OLD DUTCH GLASS

Glassware of the seventeenth and eighteenth century made in the Lowlands, whether at Liège or Amsterdam, is known over here as “old Dutch.” Collectors will do wisely to study this ware, whether for the purpose of rejecting or acquiring it. Most collectors of English and Irish glass reject it at once; they rightly say that when thin it is too light-weight, bubbly, flashy, flat and short of ring, and when thick too smeary of tint and too clumsy to be first class; and often the engraving is poor and ugly. Indeed, there is something unfinished and unworkmanlike about it, compared with the craftsmanship put into English and Irish old glass; just as there is about Dutch-made furniture of William and Mary and Queen Anne date, compared with English-made furniture of the Chippendale period and style. There is something unsatisfactory in the look, shape, and proportions; it seems to lack completeness and fitness.

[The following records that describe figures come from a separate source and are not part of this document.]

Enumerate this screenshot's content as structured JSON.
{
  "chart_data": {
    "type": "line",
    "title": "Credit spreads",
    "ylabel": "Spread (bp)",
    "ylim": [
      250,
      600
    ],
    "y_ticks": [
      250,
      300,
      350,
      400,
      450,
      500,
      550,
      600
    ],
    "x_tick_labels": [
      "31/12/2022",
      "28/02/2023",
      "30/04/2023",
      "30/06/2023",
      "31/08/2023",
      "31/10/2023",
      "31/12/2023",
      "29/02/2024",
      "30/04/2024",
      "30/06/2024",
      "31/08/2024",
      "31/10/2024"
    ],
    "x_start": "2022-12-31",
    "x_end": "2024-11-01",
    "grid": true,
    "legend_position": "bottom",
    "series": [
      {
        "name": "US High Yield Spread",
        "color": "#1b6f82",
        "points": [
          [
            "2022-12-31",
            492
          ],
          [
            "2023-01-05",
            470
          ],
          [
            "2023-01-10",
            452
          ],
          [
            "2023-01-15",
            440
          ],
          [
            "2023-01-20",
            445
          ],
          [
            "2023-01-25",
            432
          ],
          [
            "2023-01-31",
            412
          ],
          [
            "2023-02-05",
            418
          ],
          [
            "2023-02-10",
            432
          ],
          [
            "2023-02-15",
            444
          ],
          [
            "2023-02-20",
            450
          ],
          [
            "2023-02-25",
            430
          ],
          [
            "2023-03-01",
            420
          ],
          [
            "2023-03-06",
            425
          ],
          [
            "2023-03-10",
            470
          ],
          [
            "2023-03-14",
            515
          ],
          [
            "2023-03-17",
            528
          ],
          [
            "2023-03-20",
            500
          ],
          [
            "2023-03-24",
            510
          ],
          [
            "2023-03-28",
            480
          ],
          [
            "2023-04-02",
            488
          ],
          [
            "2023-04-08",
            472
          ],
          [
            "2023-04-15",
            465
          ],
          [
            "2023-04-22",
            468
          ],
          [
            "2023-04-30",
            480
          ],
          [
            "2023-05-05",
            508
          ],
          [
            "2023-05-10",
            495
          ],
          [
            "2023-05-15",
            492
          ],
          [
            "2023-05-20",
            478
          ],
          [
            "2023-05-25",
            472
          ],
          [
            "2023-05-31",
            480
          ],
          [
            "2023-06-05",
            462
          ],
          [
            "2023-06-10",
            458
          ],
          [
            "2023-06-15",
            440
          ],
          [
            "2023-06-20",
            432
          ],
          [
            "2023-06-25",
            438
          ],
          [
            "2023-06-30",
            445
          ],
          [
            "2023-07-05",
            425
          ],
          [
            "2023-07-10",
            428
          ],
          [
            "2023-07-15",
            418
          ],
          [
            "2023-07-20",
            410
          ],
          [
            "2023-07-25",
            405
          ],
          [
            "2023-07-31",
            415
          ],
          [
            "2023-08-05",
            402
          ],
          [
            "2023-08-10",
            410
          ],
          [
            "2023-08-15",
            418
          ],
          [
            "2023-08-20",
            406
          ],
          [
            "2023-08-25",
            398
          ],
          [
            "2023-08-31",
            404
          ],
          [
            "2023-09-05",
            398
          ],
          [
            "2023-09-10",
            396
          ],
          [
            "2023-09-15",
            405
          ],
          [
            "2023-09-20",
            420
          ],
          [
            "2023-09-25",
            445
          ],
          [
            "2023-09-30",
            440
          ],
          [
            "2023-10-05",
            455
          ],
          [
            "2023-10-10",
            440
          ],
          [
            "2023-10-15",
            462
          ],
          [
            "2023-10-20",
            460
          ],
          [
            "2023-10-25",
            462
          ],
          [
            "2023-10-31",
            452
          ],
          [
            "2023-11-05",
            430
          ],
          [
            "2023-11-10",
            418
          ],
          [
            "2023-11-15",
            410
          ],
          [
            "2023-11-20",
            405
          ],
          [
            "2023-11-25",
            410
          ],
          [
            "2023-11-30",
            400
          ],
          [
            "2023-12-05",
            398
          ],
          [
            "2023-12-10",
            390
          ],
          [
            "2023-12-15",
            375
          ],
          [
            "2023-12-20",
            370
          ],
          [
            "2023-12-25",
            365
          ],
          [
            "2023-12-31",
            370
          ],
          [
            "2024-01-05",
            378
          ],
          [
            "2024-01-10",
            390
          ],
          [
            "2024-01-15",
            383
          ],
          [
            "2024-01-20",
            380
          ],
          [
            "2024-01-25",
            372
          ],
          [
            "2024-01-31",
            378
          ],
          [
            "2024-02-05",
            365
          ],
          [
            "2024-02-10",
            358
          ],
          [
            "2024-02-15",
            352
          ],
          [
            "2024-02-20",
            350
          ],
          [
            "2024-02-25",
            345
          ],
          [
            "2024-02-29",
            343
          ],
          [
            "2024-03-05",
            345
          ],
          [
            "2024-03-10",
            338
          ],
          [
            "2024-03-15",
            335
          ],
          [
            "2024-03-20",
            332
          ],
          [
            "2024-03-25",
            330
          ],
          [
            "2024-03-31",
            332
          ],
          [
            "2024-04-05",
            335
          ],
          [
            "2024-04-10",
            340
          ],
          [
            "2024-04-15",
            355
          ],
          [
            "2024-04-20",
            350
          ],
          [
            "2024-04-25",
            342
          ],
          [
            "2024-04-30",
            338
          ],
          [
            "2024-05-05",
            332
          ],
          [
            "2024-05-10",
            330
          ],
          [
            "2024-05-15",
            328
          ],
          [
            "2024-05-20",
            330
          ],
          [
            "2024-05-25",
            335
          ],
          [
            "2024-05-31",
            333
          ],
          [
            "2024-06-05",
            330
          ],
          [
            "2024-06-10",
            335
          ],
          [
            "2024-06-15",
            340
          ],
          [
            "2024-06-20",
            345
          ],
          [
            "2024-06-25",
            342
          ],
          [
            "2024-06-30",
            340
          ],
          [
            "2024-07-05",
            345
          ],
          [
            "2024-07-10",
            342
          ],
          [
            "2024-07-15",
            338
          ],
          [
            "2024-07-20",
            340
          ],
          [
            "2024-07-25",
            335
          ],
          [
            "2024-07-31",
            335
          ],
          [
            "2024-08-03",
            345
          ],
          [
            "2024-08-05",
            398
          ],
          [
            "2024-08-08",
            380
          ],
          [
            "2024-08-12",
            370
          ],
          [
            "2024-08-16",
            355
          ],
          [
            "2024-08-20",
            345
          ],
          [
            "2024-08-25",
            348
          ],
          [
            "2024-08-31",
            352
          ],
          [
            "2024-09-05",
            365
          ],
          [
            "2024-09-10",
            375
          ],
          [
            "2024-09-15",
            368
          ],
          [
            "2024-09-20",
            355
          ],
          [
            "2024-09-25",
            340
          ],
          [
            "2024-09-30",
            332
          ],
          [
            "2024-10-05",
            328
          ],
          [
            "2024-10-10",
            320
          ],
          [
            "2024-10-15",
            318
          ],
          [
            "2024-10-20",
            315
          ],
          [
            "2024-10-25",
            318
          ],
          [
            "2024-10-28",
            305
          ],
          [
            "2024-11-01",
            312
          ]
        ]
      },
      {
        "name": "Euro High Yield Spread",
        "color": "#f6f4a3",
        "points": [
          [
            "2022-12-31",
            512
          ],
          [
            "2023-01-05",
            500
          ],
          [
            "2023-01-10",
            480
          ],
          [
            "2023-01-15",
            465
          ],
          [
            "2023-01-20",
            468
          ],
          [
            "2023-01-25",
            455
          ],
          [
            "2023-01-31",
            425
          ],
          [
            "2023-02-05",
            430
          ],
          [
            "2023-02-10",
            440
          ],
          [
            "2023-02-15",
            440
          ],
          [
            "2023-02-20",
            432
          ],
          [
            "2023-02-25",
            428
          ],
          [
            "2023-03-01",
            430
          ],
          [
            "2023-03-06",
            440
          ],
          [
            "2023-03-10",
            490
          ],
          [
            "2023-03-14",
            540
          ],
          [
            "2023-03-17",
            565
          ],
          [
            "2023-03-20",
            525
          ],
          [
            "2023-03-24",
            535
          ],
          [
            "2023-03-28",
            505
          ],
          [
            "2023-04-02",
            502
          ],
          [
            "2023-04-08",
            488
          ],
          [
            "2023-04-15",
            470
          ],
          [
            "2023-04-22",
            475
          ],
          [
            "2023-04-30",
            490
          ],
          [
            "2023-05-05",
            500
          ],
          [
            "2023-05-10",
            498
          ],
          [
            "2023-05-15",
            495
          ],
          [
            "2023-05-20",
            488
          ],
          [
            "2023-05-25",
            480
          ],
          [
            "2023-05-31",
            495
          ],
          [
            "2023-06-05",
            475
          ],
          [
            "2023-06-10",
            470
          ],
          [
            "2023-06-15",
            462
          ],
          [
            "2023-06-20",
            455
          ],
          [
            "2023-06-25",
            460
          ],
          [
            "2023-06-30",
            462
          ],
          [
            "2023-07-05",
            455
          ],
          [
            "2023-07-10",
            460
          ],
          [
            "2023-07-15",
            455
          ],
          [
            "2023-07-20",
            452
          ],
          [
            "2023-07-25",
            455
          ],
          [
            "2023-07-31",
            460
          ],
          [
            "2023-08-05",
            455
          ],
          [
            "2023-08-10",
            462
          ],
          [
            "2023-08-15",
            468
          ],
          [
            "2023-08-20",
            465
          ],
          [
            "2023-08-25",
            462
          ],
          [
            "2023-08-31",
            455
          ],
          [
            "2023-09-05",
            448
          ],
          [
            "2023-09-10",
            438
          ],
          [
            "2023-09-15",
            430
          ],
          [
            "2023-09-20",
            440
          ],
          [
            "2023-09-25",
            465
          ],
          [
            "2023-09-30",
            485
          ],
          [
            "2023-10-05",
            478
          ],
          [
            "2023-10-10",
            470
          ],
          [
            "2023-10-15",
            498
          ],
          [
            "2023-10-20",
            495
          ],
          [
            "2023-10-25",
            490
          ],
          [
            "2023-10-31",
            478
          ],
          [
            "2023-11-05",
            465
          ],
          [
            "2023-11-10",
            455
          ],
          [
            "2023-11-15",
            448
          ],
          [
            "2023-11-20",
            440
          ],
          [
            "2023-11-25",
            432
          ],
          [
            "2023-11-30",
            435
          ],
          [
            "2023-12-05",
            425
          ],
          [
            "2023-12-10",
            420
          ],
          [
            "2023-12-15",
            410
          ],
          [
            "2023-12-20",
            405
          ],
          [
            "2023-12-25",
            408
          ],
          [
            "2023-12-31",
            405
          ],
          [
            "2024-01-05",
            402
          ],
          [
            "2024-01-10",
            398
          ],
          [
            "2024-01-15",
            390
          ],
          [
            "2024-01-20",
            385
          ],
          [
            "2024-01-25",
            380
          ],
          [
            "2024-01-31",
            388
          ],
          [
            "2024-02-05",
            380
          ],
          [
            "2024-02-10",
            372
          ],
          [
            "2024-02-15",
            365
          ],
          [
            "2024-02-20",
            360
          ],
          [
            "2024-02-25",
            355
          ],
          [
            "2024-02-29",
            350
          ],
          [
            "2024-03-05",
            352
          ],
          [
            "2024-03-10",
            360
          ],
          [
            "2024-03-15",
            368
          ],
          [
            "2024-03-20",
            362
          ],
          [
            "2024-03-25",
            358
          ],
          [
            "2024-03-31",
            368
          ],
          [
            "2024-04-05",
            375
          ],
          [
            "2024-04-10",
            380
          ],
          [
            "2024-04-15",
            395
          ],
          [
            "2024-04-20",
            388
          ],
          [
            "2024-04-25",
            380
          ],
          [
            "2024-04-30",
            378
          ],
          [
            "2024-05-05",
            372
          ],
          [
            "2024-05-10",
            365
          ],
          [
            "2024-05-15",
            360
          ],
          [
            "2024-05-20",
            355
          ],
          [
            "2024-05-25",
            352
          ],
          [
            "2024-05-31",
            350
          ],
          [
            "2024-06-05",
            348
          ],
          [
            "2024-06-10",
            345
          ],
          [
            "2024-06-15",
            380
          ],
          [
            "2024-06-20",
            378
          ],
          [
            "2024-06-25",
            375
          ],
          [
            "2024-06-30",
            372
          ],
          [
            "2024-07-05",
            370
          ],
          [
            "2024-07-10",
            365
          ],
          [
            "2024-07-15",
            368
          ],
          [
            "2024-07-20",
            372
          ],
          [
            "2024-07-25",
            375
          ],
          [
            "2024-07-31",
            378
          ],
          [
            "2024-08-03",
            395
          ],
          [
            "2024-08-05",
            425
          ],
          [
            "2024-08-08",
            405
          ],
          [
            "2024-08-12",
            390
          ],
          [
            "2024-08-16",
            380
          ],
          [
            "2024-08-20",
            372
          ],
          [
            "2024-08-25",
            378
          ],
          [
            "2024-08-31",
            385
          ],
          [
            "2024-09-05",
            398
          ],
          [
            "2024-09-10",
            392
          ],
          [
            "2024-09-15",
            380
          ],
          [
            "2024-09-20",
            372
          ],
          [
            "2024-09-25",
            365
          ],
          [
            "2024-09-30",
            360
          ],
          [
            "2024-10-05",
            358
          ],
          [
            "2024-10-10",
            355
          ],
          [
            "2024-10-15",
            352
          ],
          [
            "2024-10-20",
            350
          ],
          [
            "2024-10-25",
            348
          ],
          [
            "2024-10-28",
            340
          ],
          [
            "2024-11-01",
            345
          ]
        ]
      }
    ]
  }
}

In the stemmed glasses, however, the Dutch air spirals are excellently done—except where they join the foot of the glass, sometimes; and the cotton-white spirals are hardly inferior to the English except in the greyness of the colour. For this reason, and also because the number of collectors of old glass increases, Dutch wine glasses on spiral stems go up in price at London auctions nowadays, and a rose glass or other pretty, well-engraved piece of Flemish or Dutch origin may be worth acquiring: there are collectors here of the Holland ware already, and there will be more as English and Irish ware of the kind becomes more difficult to find and expensive to buy. A spirit bottle, decanter, goblet, or other piece of Dutch glass that is engraved with armorials or dates, or names or legends, is not to be disdained, therefore; nor is any unusual piece that is quaintly quirked, fluted, purfled, and bossed.